Die von Trump erwähnte Hilfe ist bislang nicht angekommen. Stattdessen geht das Töten weiter. Die Menschen brauchen keine Machtspielchen, sondern Schutz. Neben politischem Druck auf das Regime stehen freier Zugang zu Kommunikation, Internet und Informationen ganz oben. Das kann Leben retten. Es ist wichtig, dass die Menschen im Iran miteinander in Kontakt treten und ihre eigenen Geschichten uns hier weitererzählen können. Wir brauchen die Erzählungen von Menschen aus dem Iran. Das ist auch für die nächsten Schritte bei der Dokumentation des aktuellen Massakers der Islamischen Republik von großer Bedeutung.

Wirtschaftssanktionen würden wie immer die die einfachen Leute treffen, nicht aber das Regime. Was einen möglichen Militärschlag betrifft: Krieg ist nie eine Lösung. 

Das Regime hat angekündigt, Hinrichtungen vorerst auszusetzen. Sehen Sie darin Anzeichen für ein generelles Einlenken der Mullahs?

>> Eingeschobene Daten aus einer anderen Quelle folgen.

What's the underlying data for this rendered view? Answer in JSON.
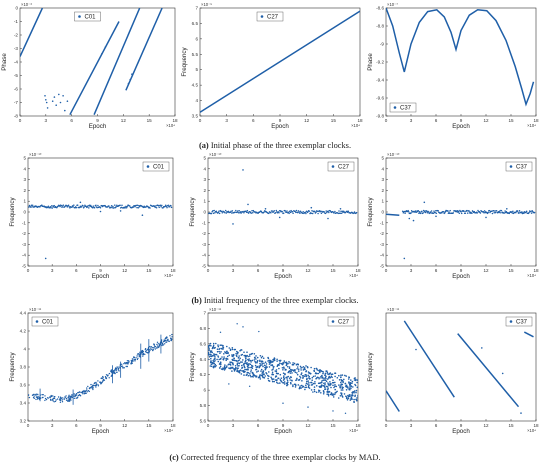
{
  "figure": {
    "captions": [
      {
        "label": "(a)",
        "text": "Initial phase of the three exemplar clocks."
      },
      {
        "label": "(b)",
        "text": "Initial frequency of the three exemplar clocks."
      },
      {
        "label": "(c)",
        "text": "Corrected frequency of the three exemplar clocks by MAD."
      }
    ]
  },
  "chart_data": [
    {
      "id": "a1",
      "type": "scatter",
      "series": [
        {
          "name": "C01"
        }
      ],
      "xlabel": "Epoch",
      "ylabel": "Phase",
      "x_exponent": "×10⁴",
      "y_exponent": "×10⁻³",
      "xlim": [
        0,
        18
      ],
      "ylim": [
        -8,
        0
      ],
      "xticks": [
        0,
        3,
        6,
        9,
        12,
        15,
        18
      ],
      "yticks": [
        0,
        -1,
        -2,
        -3,
        -4,
        -5,
        -6,
        -7,
        -8
      ],
      "legend": "top-center",
      "color": "#1f5fa8",
      "segments": [
        [
          [
            0,
            -3.6
          ],
          [
            2.6,
            0
          ]
        ],
        [
          [
            5.8,
            -7.9
          ],
          [
            11.5,
            -1.0
          ]
        ],
        [
          [
            8.6,
            -7.9
          ],
          [
            13.9,
            0
          ]
        ],
        [
          [
            12.3,
            -6.1
          ],
          [
            16.5,
            0
          ]
        ]
      ],
      "points": [
        [
          2.9,
          -6.5
        ],
        [
          3.0,
          -6.8
        ],
        [
          3.1,
          -7.0
        ],
        [
          3.2,
          -7.4
        ],
        [
          3.8,
          -6.9
        ],
        [
          4.0,
          -6.6
        ],
        [
          4.2,
          -7.2
        ],
        [
          4.5,
          -6.4
        ],
        [
          4.7,
          -7.0
        ],
        [
          5.0,
          -6.5
        ],
        [
          5.2,
          -7.6
        ],
        [
          5.5,
          -6.9
        ],
        [
          12.6,
          -5.6
        ],
        [
          12.8,
          -5.3
        ],
        [
          13.0,
          -4.9
        ],
        [
          9.5,
          -3.4
        ],
        [
          9.9,
          -2.9
        ]
      ]
    },
    {
      "id": "a2",
      "type": "line",
      "series": [
        {
          "name": "C27"
        }
      ],
      "xlabel": "Epoch",
      "ylabel": "Frequency",
      "x_exponent": "×10⁴",
      "y_exponent": "×10⁻⁵",
      "xlim": [
        0,
        18
      ],
      "ylim": [
        3.5,
        7
      ],
      "xticks": [
        0,
        3,
        6,
        9,
        12,
        15,
        18
      ],
      "yticks": [
        3.5,
        4,
        4.5,
        5,
        5.5,
        6,
        6.5,
        7
      ],
      "legend": "top-center",
      "color": "#1f5fa8",
      "segments": [
        [
          [
            0,
            3.62
          ],
          [
            18,
            6.9
          ]
        ]
      ],
      "points": []
    },
    {
      "id": "a3",
      "type": "line",
      "series": [
        {
          "name": "C37"
        }
      ],
      "xlabel": "Epoch",
      "ylabel": "Phase",
      "x_exponent": "×10⁴",
      "y_exponent": "×10⁻⁷",
      "xlim": [
        0,
        18
      ],
      "ylim": [
        -9.8,
        -8.6
      ],
      "xticks": [
        0,
        3,
        6,
        9,
        12,
        15,
        18
      ],
      "yticks": [
        -8.6,
        -8.8,
        -9,
        -9.2,
        -9.4,
        -9.6,
        -9.8
      ],
      "legend": "bottom-left",
      "color": "#1f5fa8",
      "segments": [
        [
          [
            0,
            -8.6
          ],
          [
            0.8,
            -8.8
          ],
          [
            1.6,
            -9.1
          ],
          [
            2.2,
            -9.31
          ],
          [
            3.0,
            -9.0
          ],
          [
            4.0,
            -8.76
          ],
          [
            5.0,
            -8.64
          ],
          [
            6.1,
            -8.62
          ],
          [
            7.0,
            -8.7
          ],
          [
            7.8,
            -8.87
          ],
          [
            8.4,
            -9.06
          ],
          [
            9.0,
            -8.85
          ],
          [
            10.0,
            -8.68
          ],
          [
            11.0,
            -8.62
          ],
          [
            12.1,
            -8.63
          ],
          [
            13.2,
            -8.74
          ],
          [
            14.4,
            -8.96
          ],
          [
            15.5,
            -9.25
          ],
          [
            16.3,
            -9.5
          ],
          [
            16.8,
            -9.67
          ],
          [
            17.3,
            -9.55
          ],
          [
            17.7,
            -9.42
          ]
        ]
      ],
      "points": []
    },
    {
      "id": "b1",
      "type": "scatter",
      "series": [
        {
          "name": "C01"
        }
      ],
      "xlabel": "Epoch",
      "ylabel": "Frequency",
      "x_exponent": "×10⁴",
      "y_exponent": "×10⁻¹⁰",
      "xlim": [
        0,
        18
      ],
      "ylim": [
        -5,
        5
      ],
      "xticks": [
        0,
        3,
        6,
        9,
        12,
        15,
        18
      ],
      "yticks": [
        5,
        4,
        3,
        2,
        1,
        0,
        -1,
        -2,
        -3,
        -4,
        -5
      ],
      "legend": "top-right",
      "color": "#1f5fa8",
      "band": {
        "y": 0.5,
        "half": 0.14,
        "x0": 0.1,
        "x1": 17.9
      },
      "points": [
        [
          2.2,
          -4.3
        ],
        [
          14.2,
          -0.3
        ],
        [
          6.5,
          0.9
        ],
        [
          11.5,
          0.1
        ],
        [
          9.0,
          0.05
        ]
      ]
    },
    {
      "id": "b2",
      "type": "scatter",
      "series": [
        {
          "name": "C27"
        }
      ],
      "xlabel": "Epoch",
      "ylabel": "Frequency",
      "x_exponent": "×10⁴",
      "y_exponent": "×10⁻¹⁰",
      "xlim": [
        0,
        18
      ],
      "ylim": [
        -5,
        5
      ],
      "xticks": [
        0,
        3,
        6,
        9,
        12,
        15,
        18
      ],
      "yticks": [
        5,
        4,
        3,
        2,
        1,
        0,
        -1,
        -2,
        -3,
        -4,
        -5
      ],
      "legend": "top-right",
      "color": "#1f5fa8",
      "band": {
        "y": 0.0,
        "half": 0.14,
        "x0": 0.1,
        "x1": 17.9
      },
      "points": [
        [
          3.0,
          -1.1
        ],
        [
          4.2,
          3.9
        ],
        [
          4.8,
          0.7
        ],
        [
          6.9,
          0.3
        ],
        [
          8.6,
          -0.5
        ],
        [
          12.4,
          0.4
        ],
        [
          14.4,
          -0.6
        ],
        [
          15.9,
          0.3
        ]
      ]
    },
    {
      "id": "b3",
      "type": "scatter",
      "series": [
        {
          "name": "C37"
        }
      ],
      "xlabel": "Epoch",
      "ylabel": "Frequency",
      "x_exponent": "×10⁴",
      "y_exponent": "×10⁻¹⁰",
      "xlim": [
        0,
        18
      ],
      "ylim": [
        -5,
        5
      ],
      "xticks": [
        0,
        3,
        6,
        9,
        12,
        15,
        18
      ],
      "yticks": [
        5,
        4,
        3,
        2,
        1,
        0,
        -1,
        -2,
        -3,
        -4,
        -5
      ],
      "legend": "top-right",
      "color": "#1f5fa8",
      "band": {
        "y": 0.0,
        "half": 0.14,
        "x0": 2.0,
        "x1": 17.9
      },
      "segments": [
        [
          [
            0,
            -0.2
          ],
          [
            1.6,
            -0.3
          ]
        ]
      ],
      "points": [
        [
          2.2,
          -4.3
        ],
        [
          2.8,
          -0.6
        ],
        [
          3.3,
          -0.8
        ],
        [
          4.6,
          0.9
        ],
        [
          6.0,
          -0.4
        ],
        [
          12.0,
          -0.5
        ],
        [
          14.5,
          0.3
        ]
      ]
    },
    {
      "id": "c1",
      "type": "scatter",
      "series": [
        {
          "name": "C01"
        }
      ],
      "xlabel": "Epoch",
      "ylabel": "Frequency",
      "x_exponent": "×10⁴",
      "y_exponent": "×10⁻¹¹",
      "xlim": [
        0,
        18
      ],
      "ylim": [
        3.2,
        4.4
      ],
      "xticks": [
        0,
        3,
        6,
        9,
        12,
        15,
        18
      ],
      "yticks": [
        3.2,
        3.4,
        3.6,
        3.8,
        4.0,
        4.2,
        4.4
      ],
      "legend": "top-left",
      "color": "#1f5fa8",
      "curve": [
        [
          0,
          3.48
        ],
        [
          1,
          3.47
        ],
        [
          2,
          3.46
        ],
        [
          3,
          3.45
        ],
        [
          4,
          3.44
        ],
        [
          5,
          3.45
        ],
        [
          6,
          3.48
        ],
        [
          7,
          3.53
        ],
        [
          8,
          3.58
        ],
        [
          9,
          3.64
        ],
        [
          10,
          3.71
        ],
        [
          11,
          3.77
        ],
        [
          12,
          3.82
        ],
        [
          13,
          3.88
        ],
        [
          14,
          3.94
        ],
        [
          15,
          3.99
        ],
        [
          16,
          4.04
        ],
        [
          17,
          4.09
        ],
        [
          17.9,
          4.13
        ]
      ],
      "spread": 0.035,
      "spikes": [
        [
          1.5,
          3.42,
          3.56
        ],
        [
          5.6,
          3.38,
          3.55
        ],
        [
          10.5,
          3.62,
          3.82
        ],
        [
          11.5,
          3.68,
          3.86
        ],
        [
          14.0,
          3.78,
          4.06
        ],
        [
          15.0,
          3.86,
          4.11
        ],
        [
          16.5,
          3.95,
          4.16
        ]
      ]
    },
    {
      "id": "c2",
      "type": "scatter",
      "series": [
        {
          "name": "C27"
        }
      ],
      "xlabel": "Epoch",
      "ylabel": "Frequency",
      "x_exponent": "×10⁴",
      "y_exponent": "×10⁻¹¹",
      "xlim": [
        0,
        18
      ],
      "ylim": [
        5.6,
        7
      ],
      "xticks": [
        0,
        3,
        6,
        9,
        12,
        15,
        18
      ],
      "yticks": [
        5.6,
        5.8,
        6,
        6.2,
        6.4,
        6.6,
        6.8,
        7
      ],
      "legend": "top-right",
      "color": "#1f5fa8",
      "curve": [
        [
          0,
          6.47
        ],
        [
          18,
          5.99
        ]
      ],
      "spread": 0.16,
      "dense": true,
      "outliers": [
        [
          3.5,
          6.86
        ],
        [
          4.2,
          6.82
        ],
        [
          6.1,
          6.76
        ],
        [
          1.5,
          6.75
        ],
        [
          9.0,
          5.83
        ],
        [
          12.0,
          5.78
        ],
        [
          15.0,
          5.73
        ],
        [
          16.5,
          5.7
        ],
        [
          2.5,
          6.08
        ],
        [
          5.0,
          6.05
        ]
      ]
    },
    {
      "id": "c3",
      "type": "scatter",
      "series": [
        {
          "name": "C37"
        }
      ],
      "xlabel": "Epoch",
      "ylabel": "Frequency",
      "x_exponent": "×10⁴",
      "y_exponent": "×10⁻¹¹",
      "xlim": [
        0,
        18
      ],
      "ylim": [
        -1.8,
        1.6
      ],
      "xticks": [
        0,
        3,
        6,
        9,
        12,
        15,
        18
      ],
      "yticks": [],
      "legend": "top-right",
      "color": "#1f5fa8",
      "segments": [
        [
          [
            0,
            -0.85
          ],
          [
            1.6,
            -1.5
          ]
        ],
        [
          [
            2.2,
            1.35
          ],
          [
            8.2,
            -1.05
          ]
        ],
        [
          [
            8.6,
            0.95
          ],
          [
            15.9,
            -1.35
          ]
        ],
        [
          [
            16.6,
            1.0
          ],
          [
            17.7,
            0.85
          ]
        ]
      ],
      "points": [
        [
          3.6,
          0.45
        ],
        [
          11.5,
          0.5
        ],
        [
          14.0,
          -0.3
        ],
        [
          16.2,
          -1.55
        ]
      ]
    }
  ]
}
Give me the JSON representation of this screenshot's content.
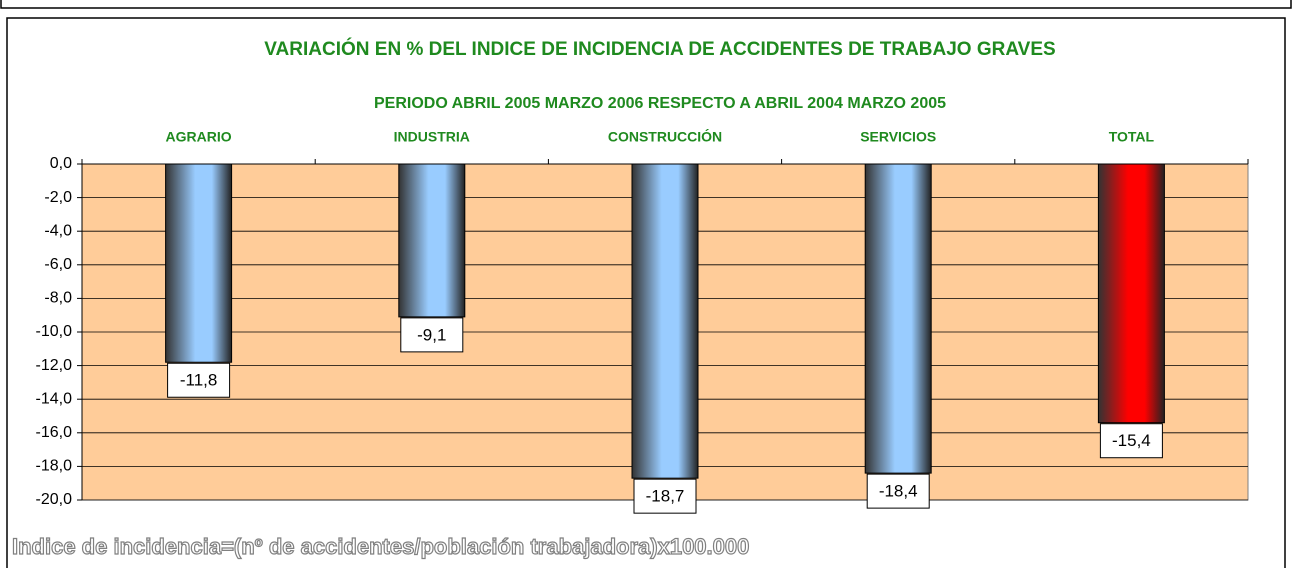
{
  "chart_data": {
    "type": "bar",
    "title": "VARIACIÓN EN % DEL INDICE DE INCIDENCIA  DE ACCIDENTES DE TRABAJO GRAVES",
    "subtitle": "PERIODO ABRIL 2005 MARZO 2006  RESPECTO A ABRIL 2004 MARZO 2005",
    "categories": [
      "AGRARIO",
      "INDUSTRIA",
      "CONSTRUCCIÓN",
      "SERVICIOS",
      "TOTAL"
    ],
    "values": [
      -11.8,
      -9.1,
      -18.7,
      -18.4,
      -15.4
    ],
    "value_labels": [
      "-11,8",
      "-9,1",
      "-18,7",
      "-18,4",
      "-15,4"
    ],
    "colors": [
      "#99ccff",
      "#99ccff",
      "#99ccff",
      "#99ccff",
      "#ff0000"
    ],
    "ylim": [
      -20,
      0
    ],
    "yticks": [
      {
        "value": 0,
        "label": "0,0"
      },
      {
        "value": -2,
        "label": "-2,0"
      },
      {
        "value": -4,
        "label": "-4,0"
      },
      {
        "value": -6,
        "label": "-6,0"
      },
      {
        "value": -8,
        "label": "-8,0"
      },
      {
        "value": -10,
        "label": "-10,0"
      },
      {
        "value": -12,
        "label": "-12,0"
      },
      {
        "value": -14,
        "label": "-14,0"
      },
      {
        "value": -16,
        "label": "-16,0"
      },
      {
        "value": -18,
        "label": "-18,0"
      },
      {
        "value": -20,
        "label": "-20,0"
      }
    ],
    "grid": true,
    "plot_background": "#ffcc99",
    "footnote": "Indice de incidencia=(nº de accidentes/población trabajadora)x100.000"
  }
}
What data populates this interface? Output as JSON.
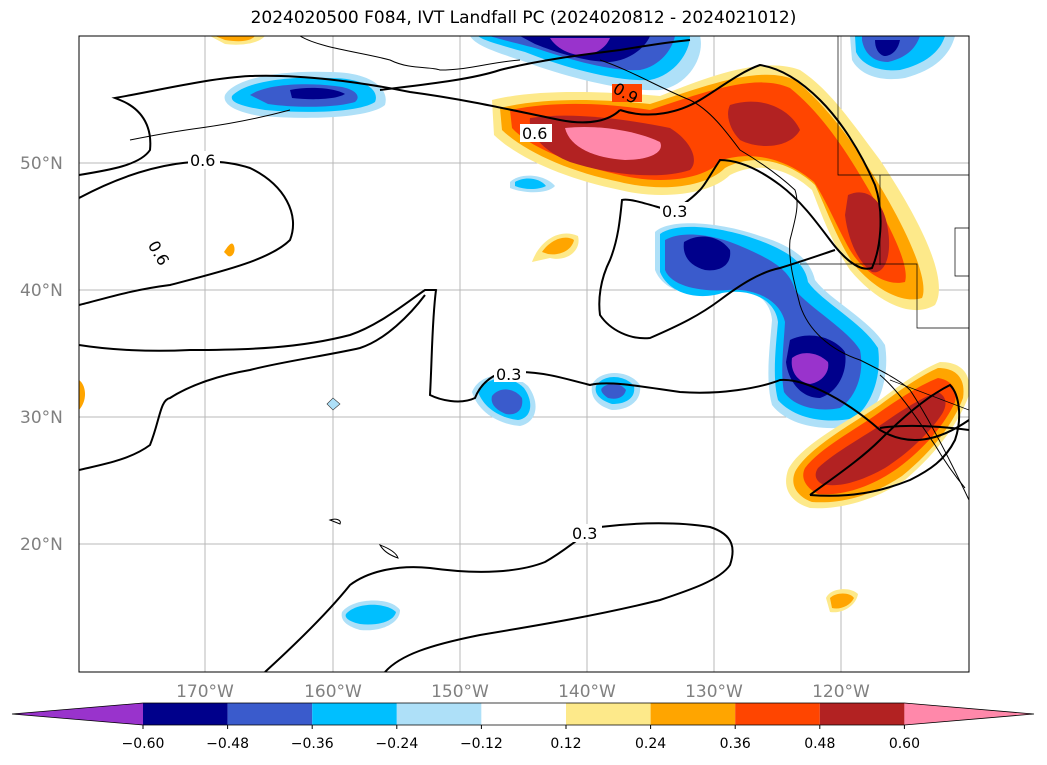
{
  "title": "2024020500 F084, IVT Landfall PC (2024020812 - 2024021012)",
  "map": {
    "lat_labels": [
      "50°N",
      "40°N",
      "30°N",
      "20°N"
    ],
    "lon_labels": [
      "170°W",
      "160°W",
      "150°W",
      "140°W",
      "130°W",
      "120°W"
    ],
    "contour_labels": [
      "0.6",
      "0.6",
      "0.6",
      "0.9",
      "0.3",
      "0.3",
      "0.3"
    ]
  },
  "colorbar": {
    "ticks": [
      "−0.60",
      "−0.48",
      "−0.36",
      "−0.24",
      "−0.12",
      "0.12",
      "0.24",
      "0.36",
      "0.48",
      "0.60"
    ],
    "colors": [
      "#9933cc",
      "#00008b",
      "#3a5bcc",
      "#00bfff",
      "#aee0f8",
      "#ffffff",
      "#fde98a",
      "#ffa500",
      "#ff4500",
      "#b22222",
      "#ff88aa"
    ]
  }
}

Den Ankündigungen und Erzählungen des Regimes kann man nicht trauen. 

Eine schlagkräftige politische Opposition ist gegenwärtig nicht erkennbar. Woran liegt das?

Es gibt eine Opposition im Iran, einige Protagonist*innen sind weltweit bekannt. Viele von ihnen befinden sich allerdings in Haft. Im Ausland gibt es einige iranische Oppositionsgruppen, doch nur wenige von ihnen finden wirklich Gehör. 

Medien im Iran: Die staatliche Propaganda erzielt kaum noch Wirkung

Im Staatsfernsehen verbreitet das Regime seine Sicht auf die Dinge. Dort sieht man vor allem Kundgebungen von Regimeunterstützer*innen. Wie verfängt diese mediale Vorherrschaft bei den Iraner*innen und wie lässt sie sich brechen?

Die breite Mehrheit der Iraner*innen nutzt andere Kanäle, um sich zu informieren. Gegenwärtig gehen Tausende Menschen in verschiedenen Teilen des Landes auf die Straße. Auch in den Vorjahren gab es immer wieder Protestwellen. Das zeigt, dass die staatliche Propaganda kaum noch Wirkung erzielt. Im Ausland gibt es sehr viele iranische Sender und andere Medien, die zum Teil unabhängig sind oder Oppositionellen gehören. Viele davon sind auf öffentliche Förderung angewiesen. Leider wurden in den USA oder der EU in letzter Zeit viele Projektmittel gestrichen. 

Ist es noch möglich, vor Ort und frei über regimekritische Kundgebungen zu berichten?

Einige relativ unabhängige iranische Medien versuchen es zumindest. Darunter sind Zeitungen, deren Journalist*innen im Zuge der Frau-Leben-Freiheit-Bewegung inhaftiert wurden, weil sie über die damaligen Ereignisse berichtet hatten.

Wegen der Internetsperre dringen kaum Informationen aus dem Land nach außen, auch Anrufe aus dem Ausland waren vorübergehend unmöglich. Wie halten Sie sich auf dem Laufenden?

Ich nutze verschiedene Quellen, etwa unabhängige Medien oder iranische Menschenrechtsorganisationen im Ausland. Gestern war sogar ein direktes Gespräch mit jemandem vor Ort möglich. Ich habe Kontakte in verschiedenen Städten, darunter sind Journalist*innen, Freund*innen und Verwandte.

 

Die Gesprächspartnerin

Negin Behkam wurde in Teheran geboren und arbeitete dort bis 2010 als Journalistin für verschiedene Zeitungen. Einige davon ließ das iranische Regime schließen. Seit 2011 lebt sie in Berlin und ist als Redakteurin tätig.

Das Interview wurde am 15. Januar 2026 geführt.